Positivity in Quantum Cluster Algebras and Flags of Valued Quiver Representations

TL;DR

This paper proves the positivity conjecture for adapted quantum cluster variables, provides explicit formulas for cluster monomials, and develops a method to decompose Grassmannians of subrepresentations in valued quiver representations.

Contribution

It offers a direct proof of positivity, explicit formulas for cluster monomials, and a general decomposition method for Grassmannians in valued quiver representations.

Findings

Positivity conjecture for adapted quantum cluster variables is proven.

Explicit formulas for all adapted cluster monomials are derived.

Decomposition of Grassmannians into products of standard vector space Grassmannians is achieved.

Abstract

In this paper we give a direct proof of the positivity conjecture for adapted quantum cluster variables. Moreover, our process allows one to explicitly compute formulas for all adapted cluster monomials and certain ordered products of adapted cluster monomials.

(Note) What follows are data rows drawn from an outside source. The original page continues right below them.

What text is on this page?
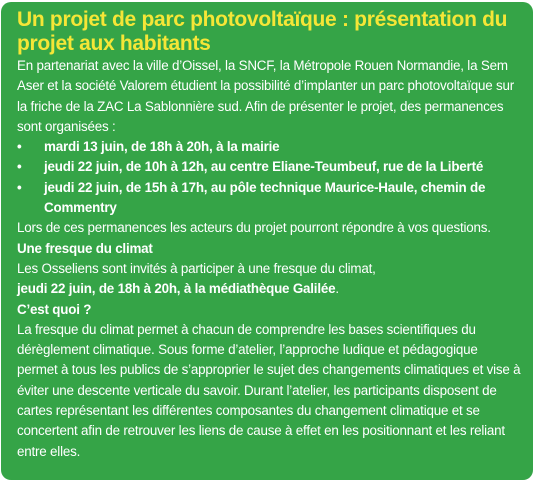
Un projet de parc photovoltaïque : présentation du projet aux habitants

En partenariat avec la ville d’Oissel, la SNCF, la Métropole Rouen Normandie, la Sem Aser et la société Valorem étudient la possibilité d’implanter un parc photovoltaïque sur la friche de la ZAC La Sablonnière sud. Afin de présenter le projet, des permanences sont organisées :

• mardi 13 juin, de 18h à 20h, à la mairie
• jeudi 22 juin, de 10h à 12h, au centre Eliane-Teumbeuf, rue de la Liberté
• jeudi 22 juin, de 15h à 17h, au pôle technique Maurice-Haule, chemin de Commentry

Lors de ces permanences les acteurs du projet pourront répondre à vos questions.

Une fresque du climat

Les Osseliens sont invités à participer à une fresque du climat,

jeudi 22 juin, de 18h à 20h, à la médiathèque Galilée.

C’est quoi ?

La fresque du climat permet à chacun de comprendre les bases scientifiques du dérèglement climatique. Sous forme d’atelier, l’approche ludique et pédagogique permet à tous les publics de s’approprier le sujet des changements climatiques et vise à éviter une descente verticale du savoir. Durant l’atelier, les participants disposent de cartes représentant les différentes composantes du changement climatique et se concertent afin de retrouver les liens de cause à effet en les positionnant et les reliant entre elles.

In particular, we describe all cluster monomials in cluster algebras and quantum cluster algebras of rank 2. One may obtain similar formulas for all finite type cluster monomials. The above results are achieved by computing explicit set-theoretic decompositions of Grassmannians of subrepresentations in adapted valued quiver representations into a disjoint union of products of standard vector space Grassmannians. We actually prove a more general result which should be of independent interest: we compute these decompositions for arbitrary flags of subrepresentations in adapted valued quiver representations. This implies the existence of counting polynomials for the number of points in these sets over different finite fields. Using this we extend the results of \cite{rupel} to quantum cluster algebras $\Acal_q(Q,\bfd)$, where $q$ is an indeterminate.